“La stella nel quadro” è l’opera prima della giovane scrittrice napoletana Maria Certo e, come la quasi generalità delle opere di esordio, sottolinea un evidente empasse nel trasferire sulla pagina tutto ciò che la fantasia crea e la mente elabora, di dare un ordine rigorosamente logico e razionale alla espressione, di ordinare i significati e le immagini che nascono liberi e per onde impetuose e, appunto perché tali, rendono necessaria la ricerca di un limite che li contenga e ne smorzi l’eccessivo impeto. Operazione, in verità, quasi pienamente condotta a termine con successo dall’autrice che non ha comportato la diminuzione della verve, della freschezza, dell’incisività, del tessuto espressivo.

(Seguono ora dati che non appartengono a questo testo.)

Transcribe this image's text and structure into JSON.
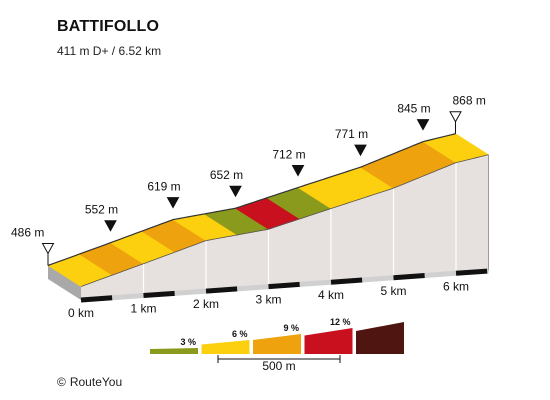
{
  "chart_data": {
    "type": "area",
    "title": "BATTIFOLLO",
    "subtitle": "411 m D+ / 6.52 km",
    "x_unit": "km",
    "y_unit": "m",
    "xlim": [
      0,
      6.52
    ],
    "x_ticks": [
      {
        "value": 0,
        "label": "0 km"
      },
      {
        "value": 1,
        "label": "1 km"
      },
      {
        "value": 2,
        "label": "2 km"
      },
      {
        "value": 3,
        "label": "3 km"
      },
      {
        "value": 4,
        "label": "4 km"
      },
      {
        "value": 5,
        "label": "5 km"
      },
      {
        "value": 6,
        "label": "6 km"
      }
    ],
    "elevation_points": [
      {
        "distance_km": 0,
        "elevation_m": 486,
        "label": "486 m",
        "marker": "start"
      },
      {
        "distance_km": 1,
        "elevation_m": 552,
        "label": "552 m",
        "marker": "km"
      },
      {
        "distance_km": 2,
        "elevation_m": 619,
        "label": "619 m",
        "marker": "km"
      },
      {
        "distance_km": 3,
        "elevation_m": 652,
        "label": "652 m",
        "marker": "km"
      },
      {
        "distance_km": 4,
        "elevation_m": 712,
        "label": "712 m",
        "marker": "km"
      },
      {
        "distance_km": 5,
        "elevation_m": 771,
        "label": "771 m",
        "marker": "km"
      },
      {
        "distance_km": 6,
        "elevation_m": 845,
        "label": "845 m",
        "marker": "km"
      },
      {
        "distance_km": 6.52,
        "elevation_m": 868,
        "label": "868 m",
        "marker": "end"
      }
    ],
    "segments": [
      {
        "from_km": 0.0,
        "to_km": 0.5,
        "class": 6
      },
      {
        "from_km": 0.5,
        "to_km": 1.0,
        "class": 9
      },
      {
        "from_km": 1.0,
        "to_km": 1.5,
        "class": 6
      },
      {
        "from_km": 1.5,
        "to_km": 2.0,
        "class": 9
      },
      {
        "from_km": 2.0,
        "to_km": 2.5,
        "class": 6
      },
      {
        "from_km": 2.5,
        "to_km": 3.0,
        "class": 3
      },
      {
        "from_km": 3.0,
        "to_km": 3.5,
        "class": 12
      },
      {
        "from_km": 3.5,
        "to_km": 4.0,
        "class": 3
      },
      {
        "from_km": 4.0,
        "to_km": 4.5,
        "class": 6
      },
      {
        "from_km": 4.5,
        "to_km": 5.0,
        "class": 6
      },
      {
        "from_km": 5.0,
        "to_km": 5.5,
        "class": 9
      },
      {
        "from_km": 5.5,
        "to_km": 6.0,
        "class": 9
      },
      {
        "from_km": 6.0,
        "to_km": 6.52,
        "class": 6
      }
    ],
    "legend": {
      "items": [
        {
          "label": "3 %",
          "color": "#8a9a1c"
        },
        {
          "label": "6 %",
          "color": "#fcd00f"
        },
        {
          "label": "9 %",
          "color": "#eea20d"
        },
        {
          "label": "12 %",
          "color": "#c8101e"
        },
        {
          "label": "",
          "color": "#4f1511"
        }
      ],
      "scale_label": "500 m"
    },
    "colors": {
      "3": "#8a9a1c",
      "6": "#fcd00f",
      "9": "#eea20d",
      "12": "#c8101e",
      "wall": "#e6e0de",
      "base": "#a9a9a9",
      "axis": "#111111"
    }
  },
  "footer": {
    "symbol": "©",
    "text": "RouteYou"
  }
}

La vicenda che caratterizza il testo è estremamente semplice e notevolmente complessa, a un tempo.
Semplice, in quanto segue un suo corso che giunge ad effetto, sia pure fra molteplici, cambiamenti di scena e di prospettiva, che servono ad eliminare il rischio del convenzionale nell’esito conclusivo.
Enzo e Chiara, vecchi compagni di Liceo, si incontrano dopo tanti anni, l’uno con un’esperienza matrimoniale naufragata, della quale rimane un figlio, adolescente, Matteo; l’altra, alla ricerca di un equilibrio, psichico e sentimentale, a livello affettivo, a legami d’amore, a prospettive di vita, che mettano ordine alla sua esistenza.
Ricordano i tempi passati e scoprono di essersi inconsapevolmente amati, di avere sprecato tanto tempo, prima di chiarirsi e di decidere la loro unione.
All’interno di questa trama, le peripezie della giovane, i progetti dell’uomo, le reciproche insoddisfazioni, l’adolescenza infelice e da orfana di Chiara, strappata alla nascita dalla madre naturale, la quale altri non è che l’insegnante, apparentemente scorbutica, di Enzo.
Un romanzo, in sintesi, questo di Maria Certo che si segnala per originalità espressiva e di contenuti, che le apre nella maniera migliore l’accesso all’arduo territorio della letteratura.